In my town lives a master carpenter named Chris. He donates his time to serve on the town historical preservation board, and he donated his time last fall to supervise a bunch of Saturday amateurs who volunteered to help rebuild a dilapidated but beloved local building. It was in this context that Chris provided a sweet example of a carpenter’s jig.
A jig is a made up structure which holds your work in place while you are performing a carpenter’s task such as sawing, drilling or glueing. A jig is handy if you are doing a number of repetitious operations (for example, drilling a row of holes at exactly the same position in a cabinet so you can hang a perfectly level shelf) but can also be used for a one-time operation if you don’t trust your ability to control an unpredictable process when wood meets a powerful force.

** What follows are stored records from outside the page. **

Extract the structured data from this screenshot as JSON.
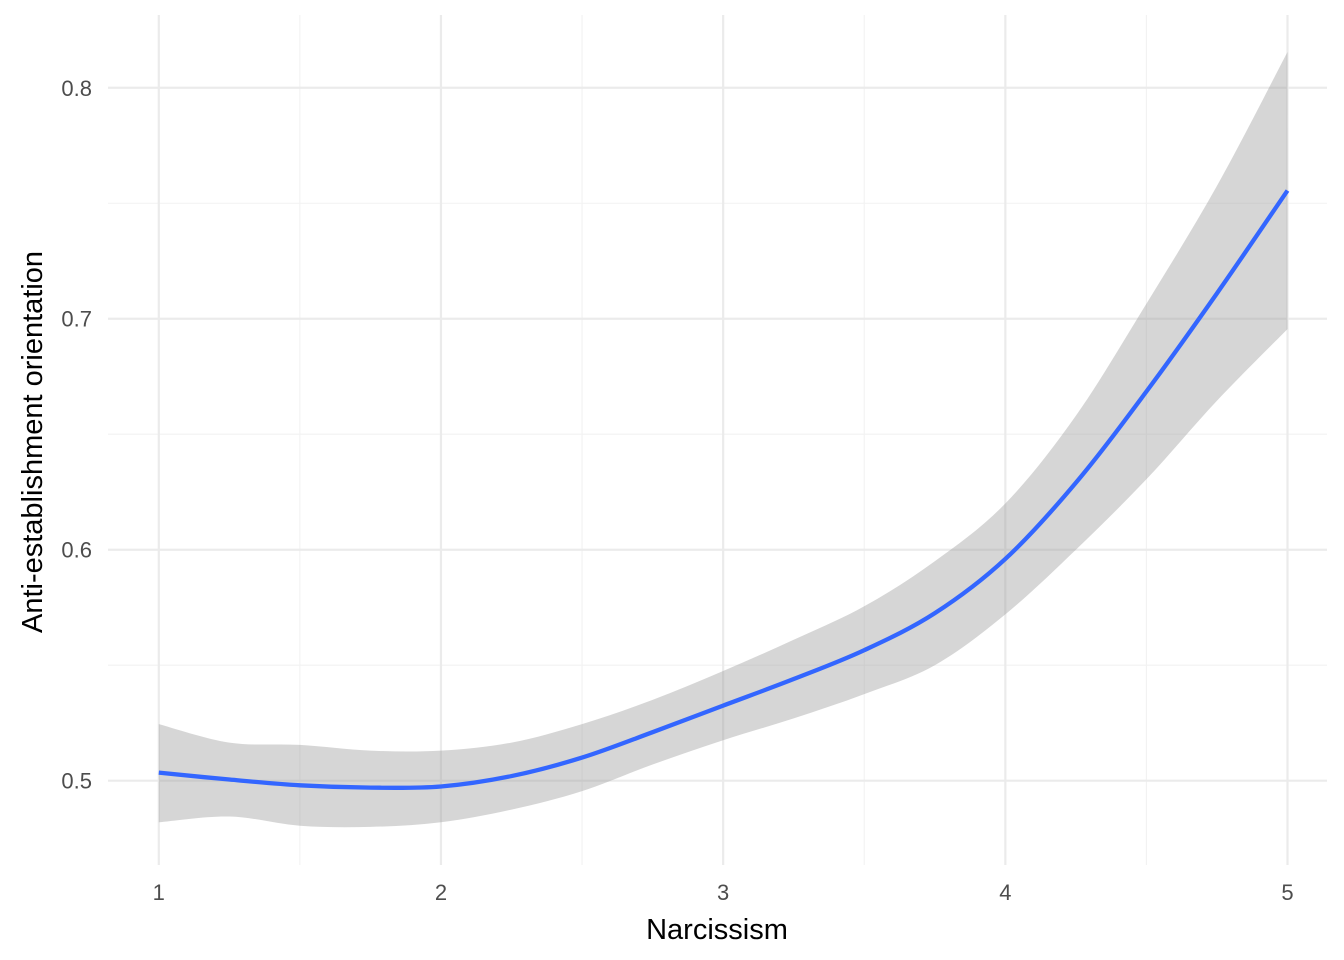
{
  "chart_data": {
    "type": "line",
    "title": "",
    "xlabel": "Narcissism",
    "ylabel": "Anti-establishment orientation",
    "xlim": [
      0.82,
      5.14
    ],
    "ylim": [
      0.4635,
      0.8315
    ],
    "x_ticks": [
      1,
      2,
      3,
      4,
      5
    ],
    "x_tick_labels": [
      "1",
      "2",
      "3",
      "4",
      "5"
    ],
    "y_ticks": [
      0.5,
      0.6,
      0.7,
      0.8
    ],
    "y_tick_labels": [
      "0.5",
      "0.6",
      "0.7",
      "0.8"
    ],
    "x_minor_ticks": [
      1.5,
      2.5,
      3.5,
      4.5
    ],
    "y_minor_ticks": [
      0.55,
      0.65,
      0.75
    ],
    "grid": true,
    "colors": {
      "line": "#3366ff",
      "ribbon": "#999999",
      "grid_major": "#ebebeb",
      "grid_minor": "#f2f2f2",
      "tick_text": "#4d4d4d",
      "title_text": "#000000"
    },
    "series": [
      {
        "x": [
          1.0,
          1.25,
          1.5,
          1.75,
          2.0,
          2.25,
          2.5,
          2.75,
          3.0,
          3.25,
          3.5,
          3.75,
          4.0,
          4.25,
          4.5,
          4.75,
          5.0
        ],
        "y": [
          0.5035,
          0.5005,
          0.498,
          0.497,
          0.4975,
          0.502,
          0.51,
          0.521,
          0.5325,
          0.544,
          0.5565,
          0.5725,
          0.596,
          0.629,
          0.6685,
          0.711,
          0.7555
        ],
        "lower": [
          0.482,
          0.4845,
          0.4805,
          0.48,
          0.482,
          0.4875,
          0.4955,
          0.507,
          0.5175,
          0.527,
          0.5375,
          0.55,
          0.572,
          0.6,
          0.6305,
          0.6645,
          0.6955
        ],
        "upper": [
          0.5245,
          0.5165,
          0.5155,
          0.513,
          0.513,
          0.5165,
          0.5245,
          0.535,
          0.5475,
          0.561,
          0.5755,
          0.595,
          0.62,
          0.658,
          0.7065,
          0.7575,
          0.8155
        ]
      }
    ]
  }
}
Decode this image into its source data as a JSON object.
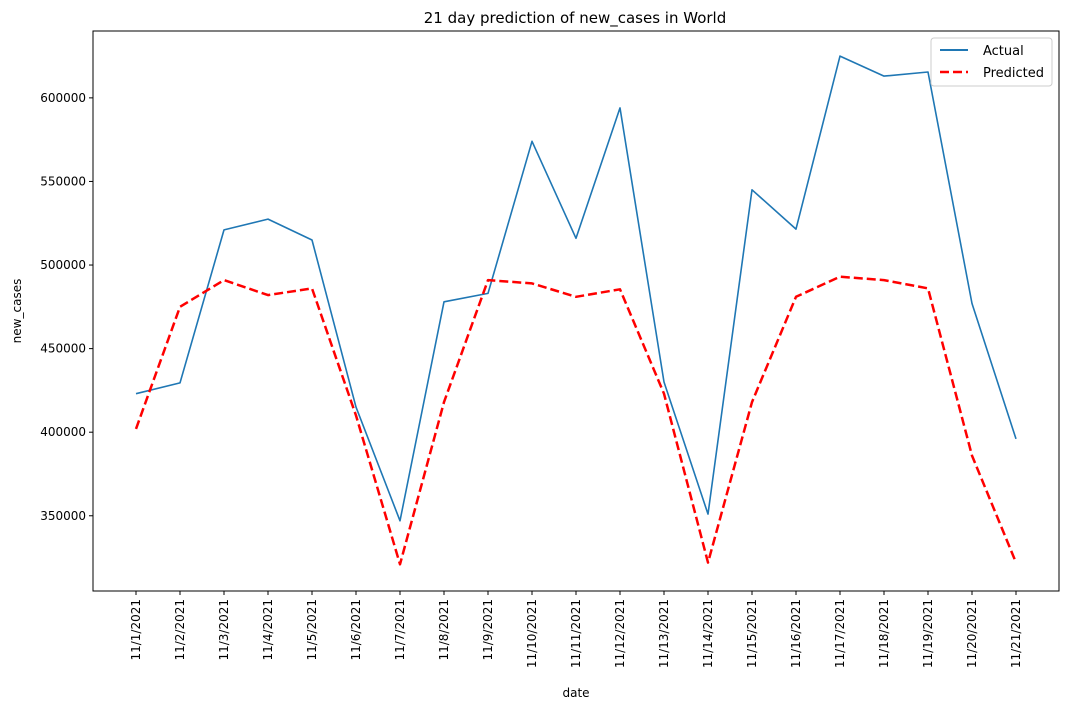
{
  "chart_data": {
    "type": "line",
    "title": "21 day prediction of new_cases in World",
    "xlabel": "date",
    "ylabel": "new_cases",
    "categories": [
      "11/1/2021",
      "11/2/2021",
      "11/3/2021",
      "11/4/2021",
      "11/5/2021",
      "11/6/2021",
      "11/7/2021",
      "11/8/2021",
      "11/9/2021",
      "11/10/2021",
      "11/11/2021",
      "11/12/2021",
      "11/13/2021",
      "11/14/2021",
      "11/15/2021",
      "11/16/2021",
      "11/17/2021",
      "11/18/2021",
      "11/19/2021",
      "11/20/2021",
      "11/21/2021"
    ],
    "yticks": [
      350000,
      400000,
      450000,
      500000,
      550000,
      600000
    ],
    "ytick_labels": [
      "350000",
      "400000",
      "450000",
      "500000",
      "550000",
      "600000"
    ],
    "ylim": [
      305000,
      640000
    ],
    "legend_position": "top-right",
    "grid": false,
    "series": [
      {
        "name": "Actual",
        "color": "#1f77b4",
        "style": "solid",
        "values": [
          423000,
          429500,
          521000,
          527500,
          515000,
          415000,
          347000,
          478000,
          483000,
          574000,
          516000,
          594000,
          430000,
          351000,
          545000,
          521500,
          625000,
          613000,
          615500,
          477000,
          396000
        ]
      },
      {
        "name": "Predicted",
        "color": "#ff0000",
        "style": "dashed",
        "values": [
          402000,
          475000,
          491000,
          482000,
          486000,
          410000,
          321000,
          418000,
          491000,
          489000,
          481000,
          485500,
          423000,
          322000,
          418000,
          481000,
          493000,
          491000,
          486000,
          386000,
          322000
        ]
      }
    ]
  }
}
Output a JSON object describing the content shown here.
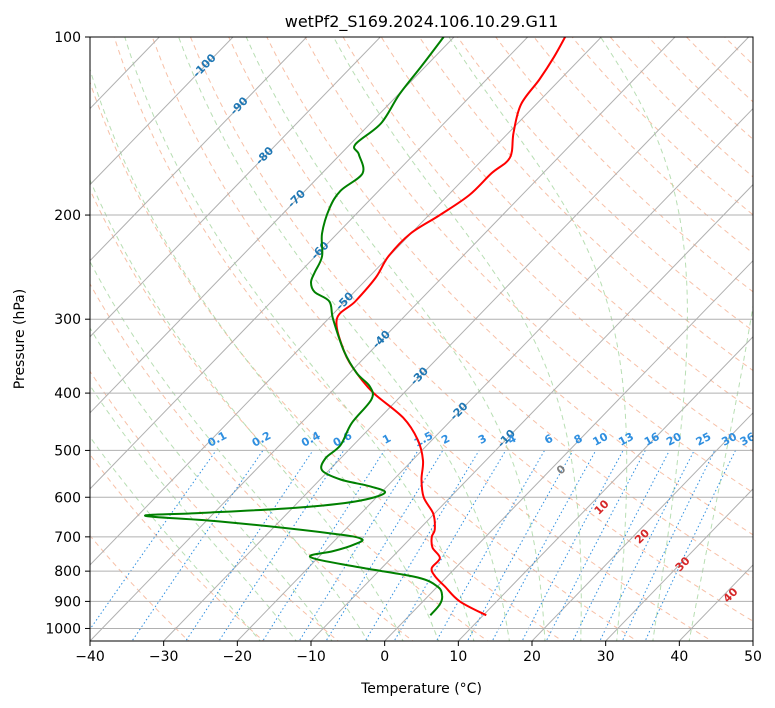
{
  "chart_data": {
    "type": "line",
    "title": "wetPf2_S169.2024.106.10.29.G11",
    "xlabel": "Temperature (°C)",
    "ylabel": "Pressure (hPa)",
    "xlim": [
      -40,
      50
    ],
    "ylim": [
      1050,
      100
    ],
    "y_scale": "log",
    "grid": true,
    "x_ticks": [
      -40,
      -30,
      -20,
      -10,
      0,
      10,
      20,
      30,
      40,
      50
    ],
    "y_ticks": [
      100,
      200,
      300,
      400,
      500,
      600,
      700,
      800,
      900,
      1000
    ],
    "series": [
      {
        "kind": "temperature",
        "color": "#ff0000",
        "points": [
          {
            "p": 950,
            "t": 13.8
          },
          {
            "p": 900,
            "t": 10.2
          },
          {
            "p": 850,
            "t": 8.2
          },
          {
            "p": 815,
            "t": 6.8
          },
          {
            "p": 790,
            "t": 6.4
          },
          {
            "p": 760,
            "t": 7.5
          },
          {
            "p": 730,
            "t": 6.5
          },
          {
            "p": 700,
            "t": 6.4
          },
          {
            "p": 680,
            "t": 6.8
          },
          {
            "p": 640,
            "t": 6.6
          },
          {
            "p": 600,
            "t": 5.3
          },
          {
            "p": 560,
            "t": 5.0
          },
          {
            "p": 520,
            "t": 5.2
          },
          {
            "p": 480,
            "t": 4.5
          },
          {
            "p": 440,
            "t": 2.5
          },
          {
            "p": 400,
            "t": -1.5
          },
          {
            "p": 370,
            "t": -3.8
          },
          {
            "p": 340,
            "t": -5.5
          },
          {
            "p": 300,
            "t": -6.5
          },
          {
            "p": 280,
            "t": -4.0
          },
          {
            "p": 255,
            "t": -1.2
          },
          {
            "p": 235,
            "t": 0.5
          },
          {
            "p": 215,
            "t": 3.5
          },
          {
            "p": 200,
            "t": 7.5
          },
          {
            "p": 185,
            "t": 11.5
          },
          {
            "p": 170,
            "t": 14.5
          },
          {
            "p": 160,
            "t": 17.0
          },
          {
            "p": 145,
            "t": 17.5
          },
          {
            "p": 130,
            "t": 18.5
          },
          {
            "p": 118,
            "t": 21.0
          },
          {
            "p": 108,
            "t": 23.0
          },
          {
            "p": 100,
            "t": 24.5
          }
        ]
      },
      {
        "kind": "dewpoint",
        "color": "#008000",
        "points": [
          {
            "p": 950,
            "t": 6.2
          },
          {
            "p": 910,
            "t": 7.5
          },
          {
            "p": 880,
            "t": 7.8
          },
          {
            "p": 850,
            "t": 7.2
          },
          {
            "p": 820,
            "t": 4.5
          },
          {
            "p": 790,
            "t": -3.0
          },
          {
            "p": 765,
            "t": -9.0
          },
          {
            "p": 752,
            "t": -10.0
          },
          {
            "p": 740,
            "t": -7.0
          },
          {
            "p": 720,
            "t": -4.0
          },
          {
            "p": 705,
            "t": -3.2
          },
          {
            "p": 690,
            "t": -7.5
          },
          {
            "p": 660,
            "t": -22.0
          },
          {
            "p": 645,
            "t": -32.5
          },
          {
            "p": 638,
            "t": -25.0
          },
          {
            "p": 625,
            "t": -12.0
          },
          {
            "p": 610,
            "t": -4.0
          },
          {
            "p": 590,
            "t": 0.0
          },
          {
            "p": 575,
            "t": -2.0
          },
          {
            "p": 560,
            "t": -6.0
          },
          {
            "p": 540,
            "t": -8.5
          },
          {
            "p": 515,
            "t": -8.0
          },
          {
            "p": 490,
            "t": -6.0
          },
          {
            "p": 450,
            "t": -4.5
          },
          {
            "p": 410,
            "t": -1.8
          },
          {
            "p": 390,
            "t": -2.0
          },
          {
            "p": 370,
            "t": -3.8
          },
          {
            "p": 340,
            "t": -5.5
          },
          {
            "p": 300,
            "t": -7.0
          },
          {
            "p": 280,
            "t": -7.5
          },
          {
            "p": 270,
            "t": -9.5
          },
          {
            "p": 260,
            "t": -10.0
          },
          {
            "p": 250,
            "t": -9.5
          },
          {
            "p": 235,
            "t": -8.5
          },
          {
            "p": 215,
            "t": -8.5
          },
          {
            "p": 195,
            "t": -7.5
          },
          {
            "p": 182,
            "t": -6.0
          },
          {
            "p": 170,
            "t": -3.0
          },
          {
            "p": 158,
            "t": -3.5
          },
          {
            "p": 152,
            "t": -4.0
          },
          {
            "p": 140,
            "t": -0.5
          },
          {
            "p": 125,
            "t": 2.0
          },
          {
            "p": 112,
            "t": 5.0
          },
          {
            "p": 100,
            "t": 8.0
          }
        ]
      }
    ],
    "isotherm_labels": [
      {
        "text": "-100",
        "t": -100,
        "p": 112
      },
      {
        "text": "-90",
        "t": -90,
        "p": 131
      },
      {
        "text": "-80",
        "t": -80,
        "p": 159
      },
      {
        "text": "-70",
        "t": -70,
        "p": 188
      },
      {
        "text": "-60",
        "t": -60,
        "p": 230
      },
      {
        "text": "-50",
        "t": -50,
        "p": 280
      },
      {
        "text": "-40",
        "t": -40,
        "p": 325
      },
      {
        "text": "-30",
        "t": -30,
        "p": 375
      },
      {
        "text": "-20",
        "t": -20,
        "p": 430
      },
      {
        "text": "-10",
        "t": -10,
        "p": 478
      }
    ],
    "mixing_ratio_labels": [
      {
        "text": "0.1",
        "t": -22.5
      },
      {
        "text": "0.2",
        "t": -16.5
      },
      {
        "text": "0.4",
        "t": -9.8
      },
      {
        "text": "0.6",
        "t": -5.5
      },
      {
        "text": "1",
        "t": 0.5
      },
      {
        "text": "1.5",
        "t": 5.5
      },
      {
        "text": "2",
        "t": 8.5
      },
      {
        "text": "3",
        "t": 13.5
      },
      {
        "text": "4",
        "t": 17.5
      },
      {
        "text": "6",
        "t": 22.5
      },
      {
        "text": "8",
        "t": 26.5
      },
      {
        "text": "10",
        "t": 29.5
      },
      {
        "text": "13",
        "t": 33.0
      },
      {
        "text": "16",
        "t": 36.5
      },
      {
        "text": "20",
        "t": 39.5
      },
      {
        "text": "25",
        "t": 43.5
      },
      {
        "text": "30",
        "t": 47.0
      },
      {
        "text": "36",
        "t": 49.5
      }
    ],
    "mixing_ratio_label_p": 500,
    "dry_adiabat_labels": [
      {
        "text": "10",
        "t": 29.5,
        "p": 625
      },
      {
        "text": "20",
        "t": 35.0,
        "p": 700
      },
      {
        "text": "30",
        "t": 40.5,
        "p": 780
      },
      {
        "text": "40",
        "t": 47.0,
        "p": 880
      }
    ],
    "moist_adiabat_labels": [
      {
        "text": "0",
        "t": 24.0,
        "p": 540
      }
    ],
    "colors": {
      "temperature": "#ff0000",
      "dewpoint": "#008000",
      "isotherm_label": "#1f77b4",
      "mixing_ratio": "#2f8fe0",
      "dry_adiabat_label": "#d62728",
      "moist_adiabat_label": "#7f7f7f",
      "grid": "#b0b0b0",
      "dry_adiabat": "#f4a582",
      "moist_adiabat": "#a6d6a0"
    }
  }
}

Making a jig is one delineator between a carpenter who cares about their work and a hobbyist tacking boards together. It’s the physical embodiment of laying the groundwork which a good marketer is going to do as well: define your problem, determine how you are going to approach it, then be clear in your mind about your plan of attack so you don’t get distracted and veer off course during the executional phase. Good copywriters do this without even thinking about it; less-good copywriters just hammer away.
But back to Chris’ jig. The job given to me and a couple of other guys was to hang siding along a 20 foot run. As he described the project Chris asked me, “do you want a jig?” That was music to my ears. Each row of siding needs to be perfectly level and it needs to overlap the previous row at exactly the same measure from the bottom. Trying to eyeball this with a long floppy board would create something ugly. So Chris made a jig. He took a 10” length of 2×4, ripped it down the middle to the 6” mark, then turned it 90 degrees and made a crosscut that met the first one to create a piece that looked like an L if you held it sideways. And then he made another jig exactly the same as the first one. If each guy takes a jig and fits in the shelf of the L under the previous row of siding, then rests the next piece on the top of the L, the work is in perfect position to nail into place.
Now it may occur to you there would be an easier way to do exactly the same thing. Just get two pieces of wood (you could even use scraps from the siding) then fasten them together offset at 6” to produce the two shelves you need to hold the work. But Chris did it the hard way because it gives him pleasure to make something that works well. Not a bad role model for copywriters.